17. November 2008 - Clementine Hegner-van Rooden
Die East of England Development Agency[1] schrieb 2003 den internationalen Ideenwettbewerb «Landmark East» aus. Neue Sehenswürdigkeiten sollten auf sich und die Region aufmerksam machen und die Attraktivität von Ostengland als Touristenregion steigern. Anne Niemann und Johannes Ingrisch wollen eine versunkene Kirche wiederaufbauen. Das Schweizer Bauingenieurbüro Staubli, Kurath & Partner unterstützt das deutsche Architektenteam dabei. Die Küste von Ostengland ist stark von Erosion betroffen. Jedes Jahr geht ein bis zu 3 m breiter Küstenstreifen aus sandigen Klippen und Stränden an die Nordsee verloren – mit ihm auch ganze Dörfer. So ist die mittelalterliche Stadt Walton-on-the-Naze an der Küste der Grafschaft Essex – wie zum Beispiel auch die alte Königsstadt Dunwich, Easton Bavents oder Old Felixstowe – über die Jahrhunderte teilweise im Meer versunken. 1789 versank die All-Saints-Kirche von Walton, und werden keine schützenden Massnahmen gegen die Küstenerosion getroffen, wird in den nächsten 50 Jahren auch der 1720 erbaute, unter Denkmalschutz stehende Leuchtturm Naze Tower ins Meer stürzen.

Attraktives Symbol für notwendigen Küstenschutz

Mit ihrem attraktiven Vorschlag «Lost Town» – eines der vier Siegerprojekte, die nun realisiert werden sollen – wollen die deutschen Architekten Anne Niemann und Johannes Ingrisch an die versunkenen Städte Ostenglands erinnern und auf den notwendigen Küstenschutz auf - merksam machen. Als symbolisches Kunstwerk, das zeigt, was Naturgewalt bewirken kann, soll die All-Saints-Kirche in Originalgrösse am ursprünglichen Standort wiederaufgebaut werden. 800 m von der Küste entfernt (Bild 1) sollen 41 vertikal aus dem Meer ragende Rohre die Kirche formen. Die Aussenhaut der Stelen wollen die Architekten in poliertem Edelstahl ausführen; darin würden Licht und Farben an den Oberflächen reflektiert. Gemäss den Architekten soll die Skulptur so je nach Lichtstimmung ihr Erscheinungsbild verändern, und Sonne, Himmel und Meer sollen Teil des Kunstwerks werden (Bild 3). Die Bauingenieure des Schweizer Ingenieurbüros Staubli, Kurath & Partner planen grundsätzlich die Stelen als edelstahlummantelte Betonsäulen. Mit ihrem runden Querschnitt böten sie geringe Angriffsfläche für Meerwasser und Wellen; in Edelstahl mit entsprechender Qualität geliefert, wären sie korrosionsbeständig und hielten der salzhaltigen Umgebung stand. Das Variantenstudium für die tragenden Säulen ergab zwei Konstruktionen, die die aussergewöhnlichen Einwirkungen[2] am besten aufnähmen und wesentlich günstiger wären als Volledelstahlrohre, wie sie im Wettbewerb vorgesehen waren: armierte Ortbetonsäulen mit GFK-Hülle als Schalung für den Stahlbetonpfahl und als Korrosionsschutz (Bild 6) oder vorfabrizierte, stahl- oder kohlefaserarmierte Spannbetonmasten (Bild 7). Welche Variante realisiert würde, hängt vom ausführenden Unternehmen ab, da die Ausführungsweise für Konstruktionsdetails bei Wasserbauten sehr entscheidend ist; sie werden entsprechend erst bei Vergabe konkretisiert.
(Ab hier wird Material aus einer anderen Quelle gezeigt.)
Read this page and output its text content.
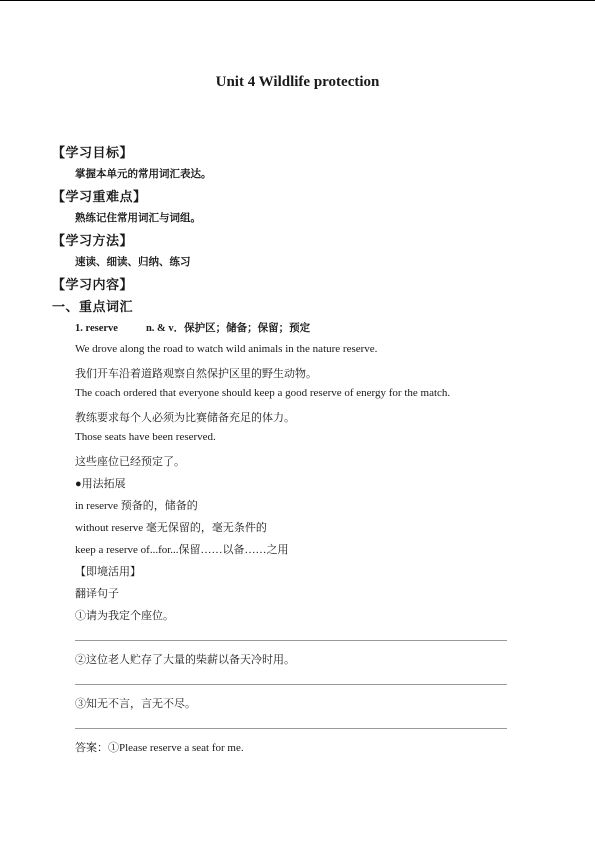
Unit 4 Wildlife protection
【学习目标】
掌握本单元的常用词汇表达。
【学习重难点】
熟练记住常用词汇与词组。
【学习方法】
速读、细读、归纳、练习
【学习内容】
一、重点词汇
1. reserve	n. & v．保护区；储备；保留；预定
We drove along the road to watch wild animals in the nature reserve.
我们开车沿着道路观察自然保护区里的野生动物。
The coach ordered that everyone should keep a good reserve of energy for the match.
教练要求每个人必须为比赛储备充足的体力。
Those seats have been reserved.
这些座位已经预定了。
●用法拓展
in reserve 预备的，储备的
without reserve 毫无保留的，毫无条件的
keep a reserve of...for...保留……以备……之用
【即境活用】
翻译句子
①请为我定个座位。
②这位老人贮存了大量的柴薪以备天冷时用。
③知无不言，言无不尽。
答案：①Please reserve a seat for me.
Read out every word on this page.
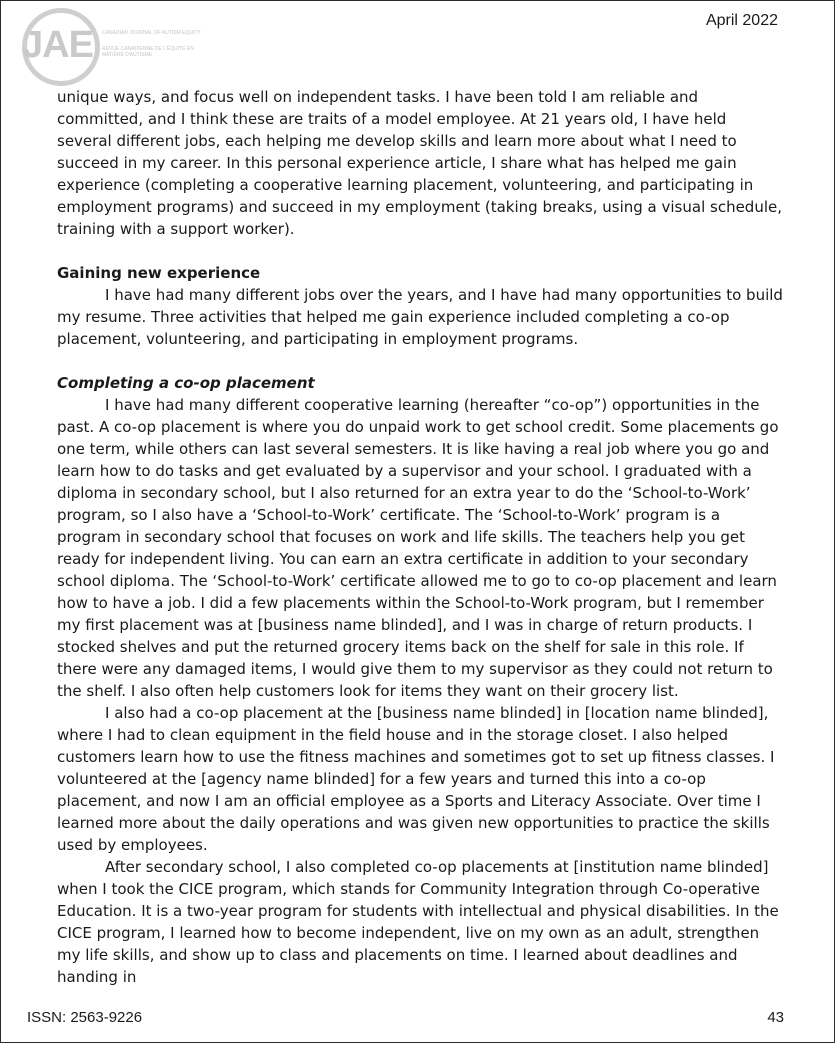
JAE CANADIAN JOURNAL OF AUTISM EQUITY
REVUE CANADIENNE DE L'ÉQUITÉ EN MATIÈRE D'AUTISME
April 2022

unique ways, and focus well on independent tasks. I have been told I am reliable and committed, and I think these are traits of a model employee. At 21 years old, I have held several different jobs, each helping me develop skills and learn more about what I need to succeed in my career. In this personal experience article, I share what has helped me gain experience (completing a cooperative learning placement, volunteering, and participating in employment programs) and succeed in my employment (taking breaks, using a visual schedule, training with a support worker).

Gaining new experience

I have had many different jobs over the years, and I have had many opportunities to build my resume. Three activities that helped me gain experience included completing a co-op placement, volunteering, and participating in employment programs.

Completing a co-op placement

I have had many different cooperative learning (hereafter “co-op”) opportunities in the past. A co-op placement is where you do unpaid work to get school credit. Some placements go one term, while others can last several semesters. It is like having a real job where you go and learn how to do tasks and get evaluated by a supervisor and your school. I graduated with a diploma in secondary school, but I also returned for an extra year to do the ‘School-to-Work’ program, so I also have a ‘School-to-Work’ certificate. The ‘School-to-Work’ program is a program in secondary school that focuses on work and life skills. The teachers help you get ready for independent living. You can earn an extra certificate in addition to your secondary school diploma. The ‘School-to-Work’ certificate allowed me to go to co-op placement and learn how to have a job. I did a few placements within the School-to-Work program, but I remember my first placement was at [business name blinded], and I was in charge of return products. I stocked shelves and put the returned grocery items back on the shelf for sale in this role. If there were any damaged items, I would give them to my supervisor as they could not return to the shelf. I also often help customers look for items they want on their grocery list.

I also had a co-op placement at the [business name blinded] in [location name blinded], where I had to clean equipment in the field house and in the storage closet. I also helped customers learn how to use the fitness machines and sometimes got to set up fitness classes. I volunteered at the [agency name blinded] for a few years and turned this into a co-op placement, and now I am an official employee as a Sports and Literacy Associate. Over time I learned more about the daily operations and was given new opportunities to practice the skills used by employees.

After secondary school, I also completed co-op placements at [institution name blinded] when I took the CICE program, which stands for Community Integration through Co-operative Education. It is a two-year program for students with intellectual and physical disabilities. In the CICE program, I learned how to become independent, live on my own as an adult, strengthen my life skills, and show up to class and placements on time. I learned about deadlines and handing in

ISSN: 2563-9226	43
Die Edelstahlummantelung muss von der Stahlarmierung getrennt werden. In der ersten Variante erfolgt dies bei der Säule mit einer GFK-Hülle, die auch bei gerissenem Beton Kriechströme zwischen Armierung und Edelstahlhülle verhindert. Für die zweite Variante setzen die Ingenieure Kohlefaserarmierung ein. Der Zwischenraum soll mit Fliessmörtel ausinjiziert werden. Da dadurch aber unkontrollierte Hohlräume entstehen können und allenfalls Salzwasser in das Fundament eindringen kann, wird auch diese Ausführung erst nach Ausführungsvergabe definitiv festgelegt. Die Trennung des in das Fundament eingebundenen Edelstahlrohrs von der Fundamentarmierung erfolgt mit einer ausreichenden Überdeckung beziehungsweise Distanzhalterung (bis 20 cm notwendig).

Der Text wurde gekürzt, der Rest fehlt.